A Obra

 

 

   O “Auto da Barca do Inferno” fala do juízo final católico de forma satírica e com forte apelo moral.

    Tem como cenário um cais, onde estão ancoradas duas barcas: Uma que leva ao Paraíso, tendo o Anjo como comandante e outra que leva ao Inferno, tendo o Diabo como comandante e trazendo consigo um companheiro.

    

 Fidalgo, Onzeneiro, Parvo, Sapateiro, Frade, Brísida Vaz, Judeu, Corregedor e Procurador, Enforcado e Os Quatro Cavaleiros são os personagens que são julgados e condenados aos seus destinos pelo Anjo e pelo Diabo.

    

Trazendo consigo algum objeto de seu pecado enquanto em vida, primeiramente aproximam-se do Diabo, perguntam para onde vai a barca e ao saber que vai para o inferno ficam horrorizados e se dizem merecedores do Céu. Aproximam-se então do Anjo que os condena ao inferno por seus pecados.

      O Parvo era considerado inocente, não tinha malícia em seus atos. Assim, por ter uma alma pura, é conduzido ao Paraíso. Os Quatro Cavaleiros lutaram contra os mouros e a favor da fé católica, portanto seriam também dignos da salvação.

    O Judeu chega acompanhado de um bode e não entra em nenhuma das barcas. O Diabo tem a desculpa de que não transporta bodes e então o aconselha a procurar outra barca. Quando procura o Anjo, este afirma que não poderá entrar em sua barca, pois não seguia os dogmas cristãos.

    Todos os outros personagens são conduzidos ao Inferno, pois não são capazes de se desprenderem de seus pecados em vida. Por exemplo: O Frade traz uma espada de esgrima e uma amante que simbolizam seus pecados. Ele acredita que seus pecados deveriam ser perdoados, uma vez que ele estava a serviço da fé. Porém é condenado por seu falso moralismo religioso.

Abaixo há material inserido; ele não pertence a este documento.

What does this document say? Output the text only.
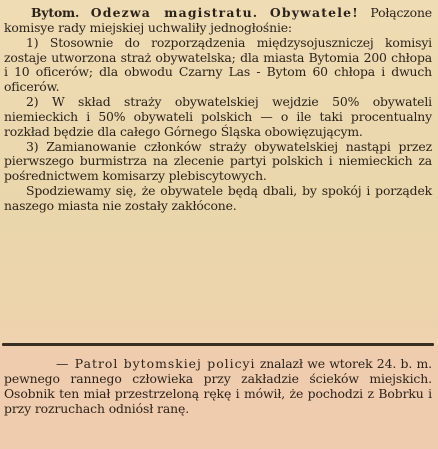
Bytom. Odezwa magistratu. Obywatele! Połączone komisye rady miejskiej uchwaliły jednogłośnie:

1) Stosownie do rozporządzenia międzysojuszniczej komisyi zostaje utworzona straż obywatelska; dla miasta Bytomia 200 chłopa i 10 oficerów; dla obwodu Czarny Las - Bytom 60 chłopa i dwuch oficerów.

2) W skład straży obywatelskiej wejdzie 50% obywateli niemieckich i 50% obywateli polskich — o ile taki procentualny rozkład będzie dla całego Górnego Śląska obowięzującym.

3) Zamianowanie członków straży obywatelskiej nastąpi przez pierwszego burmistrza na zlecenie partyi polskich i niemieckich za pośrednictwem komisarzy plebiscytowych.

Spodziewamy się, że obywatele będą dbali, by spokój i porządek naszego miasta nie zostały zakłócone.

— Patrol bytomskiej policyi znalazł we wtorek 24. b. m. pewnego rannego człowieka przy zakładzie ścieków miejskich. Osobnik ten miał przestrzeloną rękę i mówił, że pochodzi z Bobrku i przy rozruchach odniósł ranę.
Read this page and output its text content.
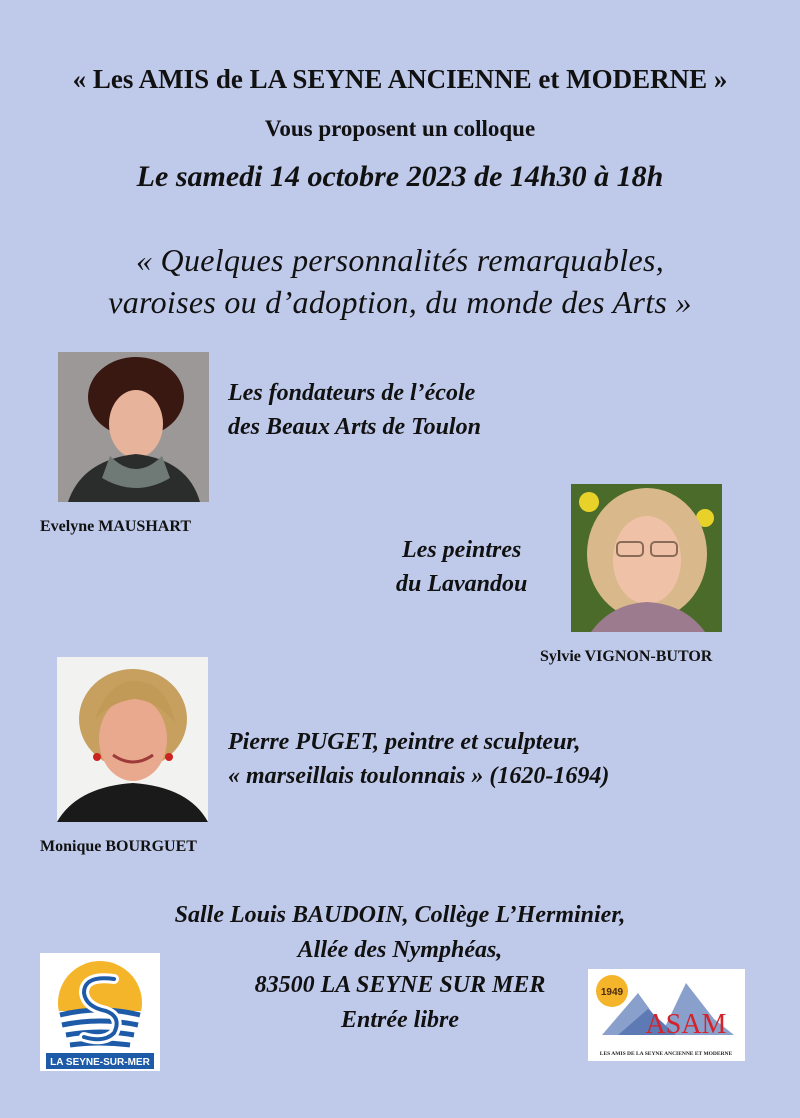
« Les AMIS de LA SEYNE ANCIENNE et MODERNE »
Vous proposent un colloque
Le samedi 14 octobre 2023 de 14h30 à 18h
« Quelques personnalités remarquables,
varoises ou d’adoption, du monde des Arts »
Evelyne MAUSHART
Les fondateurs de l’école
des Beaux Arts de Toulon
Les peintres
du Lavandou
Sylvie VIGNON-BUTOR
Pierre PUGET, peintre et sculpteur,
« marseillais toulonnais » (1620-1694)
Monique BOURGUET
Salle Louis BAUDOIN, Collège L’Herminier,
Allée des Nymphéas,
83500 LA SEYNE SUR MER
Entrée libre
LA SEYNE-SUR-MER
1949
ASAM
LES AMIS DE LA SEYNE ANCIENNE ET MODERNE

    O "Auto da Barca do Inferno" faz parte de uma trilogia (Autos da Barca "da Glória", "do Inferno" e "do Purgatório").

 

     É escrito em versos de sete sílabas poéticas e obedecem ao esquema de rimas ABBAACCA, como se pode ver na fala no Onzeneiro:

 

 "Olá, ó demo barqueiro! (A)

 

1         2         3       4       5       6        7

Sa / beis / vós / no / que / me / fun / do (B)
Quero lá tornar ao mundo (B)
E trarei o meu dinheiro (A)
Aqueloutro marinheiro (A)
Porque me vê vir sem nada (C)
Dá-me tanta borregada (C)
Como arrais lá do barreiro! (A)

 

      Através das falas os personagens apresentam traços que denunciam sua condição social.

    Na obra, podemos falar de dois tipos de personagens – alegóricos e tipo.

    No primeiro grupo inserem-se o Anjo e o Diabo, pois representam a visão maniqueísta: o Bem e o Mal, o Céu e o Inferno.   

 

No segundo grupo está inserido o restante dos personagens. São chamados de tipos, pois ilustram a sociedade da época, com suas aspirações, seus vícios e seus dramas.

    Deste modo, Gil Vicente conseguiu retratar um pouco dos vícios da sociedade da época, tais como a falta de fé e de valores morais e religiosos e a não-aplicação da justiça.